Personal information
- Born: June 1946 (age 80) Cheltenham, England

Sport
- Country: England

Medal record
Men's squash
Representing Great Britain
World Team Championships
| Silver medal – second place | 1969 Midlands | Team |
| Silver medal – second place | 1971 Auckland | Team |
Representing England
European Team Championships
| Gold medal – first place | 1973 Edinburgh | Team |
| Gold medal – first place | 1974 Stockholm | Team |
| Gold medal – first place | 1976 Brussels | Team |

= Paul Millman =

English squash player (born 1946)

Paul Edward Millman (born June 1946) is an English former squash player. He was twice a world team runner-up and three time European team champion.

== Biography ==
Millman was born in Cheltenham and won the 1963 South of England junior Championship as a junior. He was taken under coaching by Jonah Barrington.

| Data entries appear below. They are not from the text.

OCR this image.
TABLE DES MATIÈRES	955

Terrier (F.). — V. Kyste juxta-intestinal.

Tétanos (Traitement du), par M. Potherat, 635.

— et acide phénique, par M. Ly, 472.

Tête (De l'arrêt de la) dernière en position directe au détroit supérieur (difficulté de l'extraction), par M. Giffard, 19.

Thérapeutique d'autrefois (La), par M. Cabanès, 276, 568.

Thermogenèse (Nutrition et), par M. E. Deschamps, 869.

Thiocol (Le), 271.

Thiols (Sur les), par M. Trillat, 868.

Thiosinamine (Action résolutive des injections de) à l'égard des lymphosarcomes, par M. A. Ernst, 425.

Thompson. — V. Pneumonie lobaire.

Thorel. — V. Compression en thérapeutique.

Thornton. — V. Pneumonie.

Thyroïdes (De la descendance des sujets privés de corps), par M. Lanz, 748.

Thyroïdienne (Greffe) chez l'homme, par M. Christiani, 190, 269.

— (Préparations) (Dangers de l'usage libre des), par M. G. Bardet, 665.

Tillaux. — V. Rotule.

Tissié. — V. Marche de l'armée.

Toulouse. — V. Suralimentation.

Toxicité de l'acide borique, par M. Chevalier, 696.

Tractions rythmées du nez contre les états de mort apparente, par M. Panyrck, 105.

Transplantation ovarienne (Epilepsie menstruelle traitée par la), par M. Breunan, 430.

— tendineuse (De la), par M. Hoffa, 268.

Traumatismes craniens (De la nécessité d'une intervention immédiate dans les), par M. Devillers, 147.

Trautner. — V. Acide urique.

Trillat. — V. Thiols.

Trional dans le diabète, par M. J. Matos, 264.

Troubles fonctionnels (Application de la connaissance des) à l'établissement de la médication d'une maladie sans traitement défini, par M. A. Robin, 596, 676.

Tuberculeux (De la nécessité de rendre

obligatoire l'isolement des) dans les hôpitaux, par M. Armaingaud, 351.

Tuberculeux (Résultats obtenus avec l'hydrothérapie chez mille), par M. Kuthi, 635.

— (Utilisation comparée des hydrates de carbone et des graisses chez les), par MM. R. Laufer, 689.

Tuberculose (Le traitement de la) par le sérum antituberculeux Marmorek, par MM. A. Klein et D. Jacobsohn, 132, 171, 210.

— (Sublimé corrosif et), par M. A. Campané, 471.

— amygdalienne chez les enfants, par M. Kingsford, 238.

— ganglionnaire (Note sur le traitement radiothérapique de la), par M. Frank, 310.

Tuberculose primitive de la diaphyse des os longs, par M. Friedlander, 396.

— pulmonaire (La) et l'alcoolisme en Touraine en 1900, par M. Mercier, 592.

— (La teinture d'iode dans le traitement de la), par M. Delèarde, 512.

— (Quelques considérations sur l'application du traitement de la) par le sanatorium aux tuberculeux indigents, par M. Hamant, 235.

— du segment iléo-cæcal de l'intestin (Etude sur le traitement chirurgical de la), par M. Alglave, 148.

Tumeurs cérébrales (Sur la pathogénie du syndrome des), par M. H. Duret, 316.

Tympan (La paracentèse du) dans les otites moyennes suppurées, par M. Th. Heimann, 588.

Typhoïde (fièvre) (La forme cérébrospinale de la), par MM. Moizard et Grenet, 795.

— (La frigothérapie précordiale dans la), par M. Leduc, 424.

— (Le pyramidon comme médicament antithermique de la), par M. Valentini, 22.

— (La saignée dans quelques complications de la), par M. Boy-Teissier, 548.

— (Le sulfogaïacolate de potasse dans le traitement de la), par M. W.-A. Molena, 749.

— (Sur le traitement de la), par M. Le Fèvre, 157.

He represented Gloucestershire at county level and soon became the number ranked player in the county. He was subsequently selected to represent Great Britain, achieving his finest success to date, which came at the 1969 Men's World Team Squash Championships, when he helped Great Britain win the silver medal with Jonah Barrington, Mike Corby and Don Innes. He repeated the feat two years later at the 1971 Men's World Team Squash Championships but this time with Corby, John Easter and Philip Ayton.

Millman went on to win three gold medals for the England men's national squash team at the European Squash Team Championships in 1973, 1974 and 1977.

He reached the British number two ranking in 1972 and was regularly asked to play exhibitions during special events. He was a marketing executive by trade and during 1975 he set a record of 41 England Great Britain appearances, in addition to marrying a South African player from Western Province.